Debate – both within and outside non-binary communities – continued to be had over whether we want legal recognition of non-binary genders, or the abolition of legal gender altogether. Research from the University of Exeter found that half of trans and non-binary people back getting rid of legal gender categories by ending the practice of recording sex at birth
However, a petition – which garnered almost 130,000 signatures – calling on the government to include non-binary genders within the existing gender recognition framework was firmly rejected by the Tories.
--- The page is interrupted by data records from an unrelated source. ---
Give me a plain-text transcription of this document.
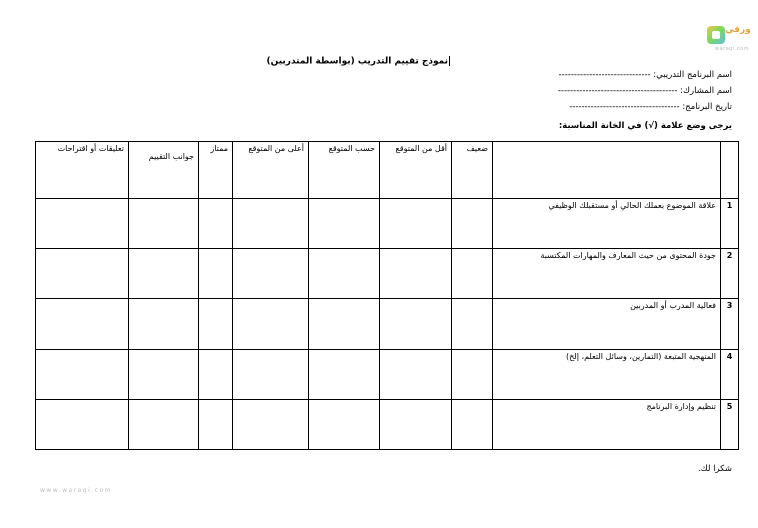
ورقي
waraqi.com
نموذج تقييم التدريب (بواسطة المتدربين)
اسم البرنامج التدريبي: ------------------------------
اسم المشارك: ---------------------------------------
تاريخ البرنامج: ------------------------------------
يرجى وضع علامة (√) في الخانة المناسبة:
		ضعيف	أقل من المتوقع	حسب المتوقع	أعلى من المتوقع	ممتاز	جوانب التقييم	تعليقات أو اقتراحات
1	علاقة الموضوع بعملك الحالي أو مستقبلك الوظيفي							
2	جودة المحتوى من حيث المعارف والمهارات المكتسبة							
3	فعالية المدرب أو المدربين							
4	المنهجية المتبعة (التمارين، وسائل التعلم، إلخ)							
5	تنظيم وإدارة البرنامج							
شكرا لك.
www.waraqi.com
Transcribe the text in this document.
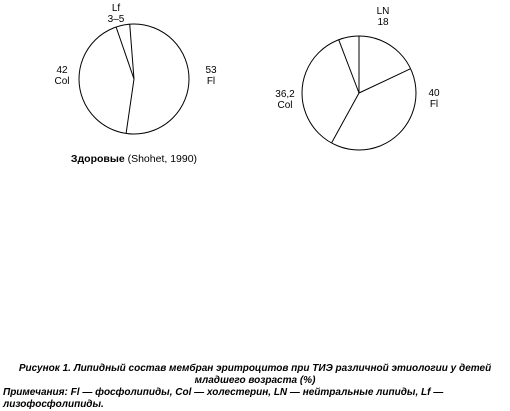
Lf 3–5
53 Fl
42 Col
Здоровые (Shohet, 1990)
LN 18
40 Fl
36,2 Col
Рисунок 1. Липидный состав мембран эритроцитов при ТИЭ различной этиологии у детей младшего возраста (%)
Примечания: Fl — фосфолипиды, Col — холестерин, LN — нейтральные липиды, Lf — лизофосфолипиды.
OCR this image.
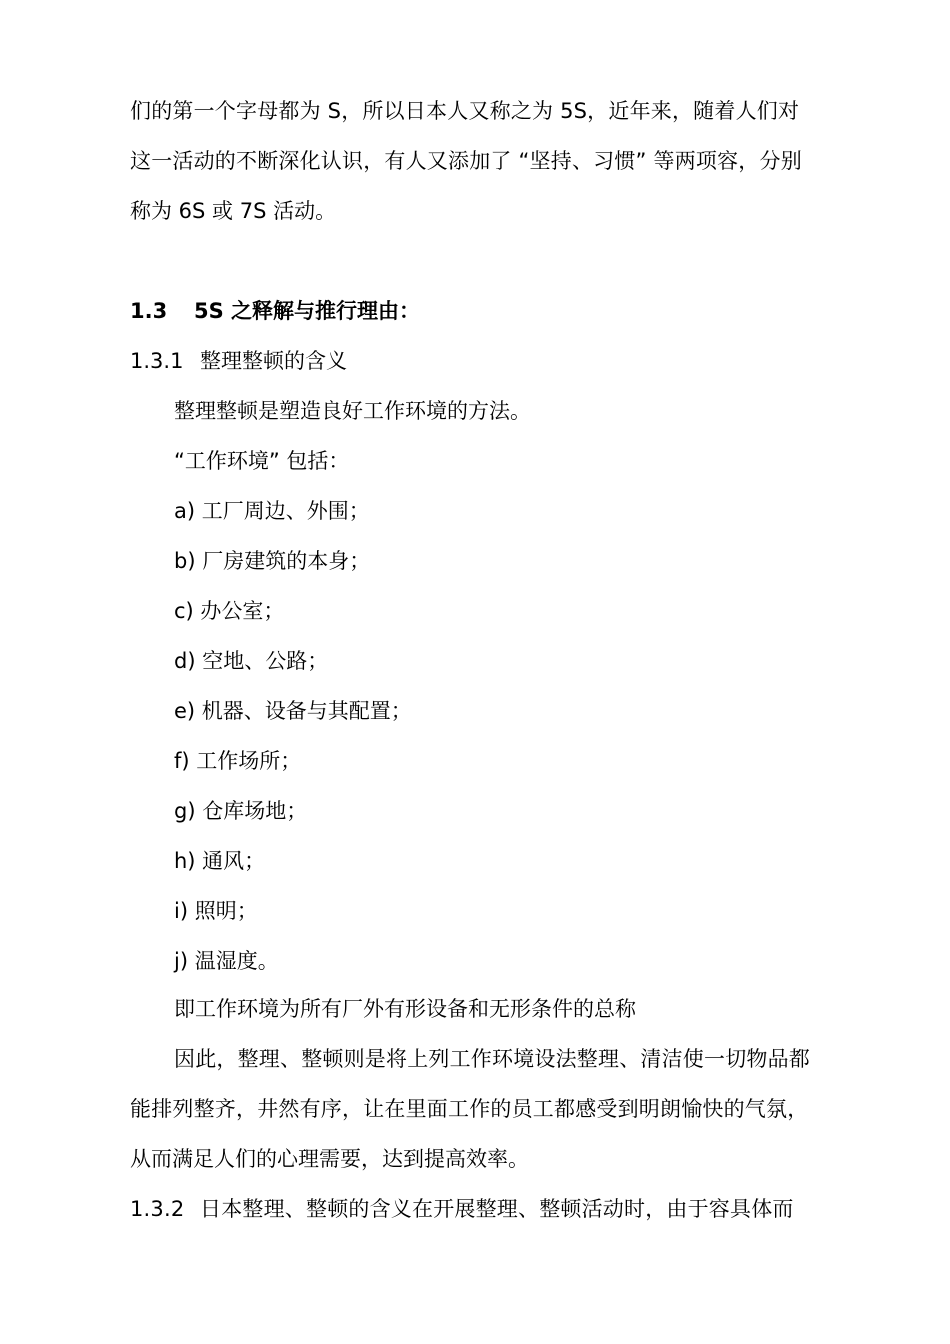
们的第一个字母都为 S，所以日本人又称之为 5S，近年来，随着人们对
这一活动的不断深化认识，有人又添加了 “坚持、习惯” 等两项容，分别
称为 6S 或 7S 活动。
1.3 5S 之释解与推行理由：
1.3.1 整理整顿的含义
整理整顿是塑造良好工作环境的方法。
“工作环境” 包括：
a) 工厂周边、外围；
b) 厂房建筑的本身；
c) 办公室；
d) 空地、公路；
e) 机器、设备与其配置；
f) 工作场所；
g) 仓库场地；
h) 通风；
i) 照明；
j) 温湿度。
即工作环境为所有厂外有形设备和无形条件的总称
因此，整理、整顿则是将上列工作环境设法整理、清洁使一切物品都
能排列整齐，井然有序，让在里面工作的员工都感受到明朗愉快的气氛，
从而满足人们的心理需要，达到提高效率。
1.3.2 日本整理、整顿的含义在开展整理、整顿活动时，由于容具体而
Also in the last year, JK Rowling and Chimamanda Ngozi Adichie continued to explain their views on trans and non-binary people. The less said about them the better.
More positively, the British Medical Association – in the wake of Liz Truss scrapping meaningful Gender Recognition Act reform – backed gender self-determination for trans and non-binary people. It might not mean much for now, but it indicates that progress in some directions has been made.
We also made some progress in terms of political representation: Wales elected the first non-binary mayor in the world, Owen Hurcum, and the US elected its first openly non-binary state lawmaker, Mauree Turner. And Petra de Sutter, the trans deputy prime minister of Belgium, vowed to reform gender recognition laws to bring in legal recognition for non-binary people.
And this week, the UK’s Supreme Court is hearing its first-ever transgender civil rights case. Brought by non-gendered campaigner Christie Elan-Cane, the court’s ruling could pave the way for non-binary people to have ‘X’ gender markers on their passports.
Many celebrities and public figures came out as non-binary in the last year, including Demi Lovato, Hugh Sheridan, Lio Tipton and Shakina Nayfack.
As I’ve written before: “In the UK, life is so impossible for trans people that many are making the difficult choice to leave. The increased visibility we now ‘enjoy’ has directly contributed to worsening transphobia, which underpins both physical violence, online abuse and attacks on our civil rights.”
What might it be like if the energy and attention that’s dedicated to Non-Binary Awareness Week was given over to the fight for non-binary liberation?
As non-binary people, being out and proud is restricted to those of us who can do so in relative safety, and our visibility can only go so far. Awareness can only go so far. But I guess it’s a start.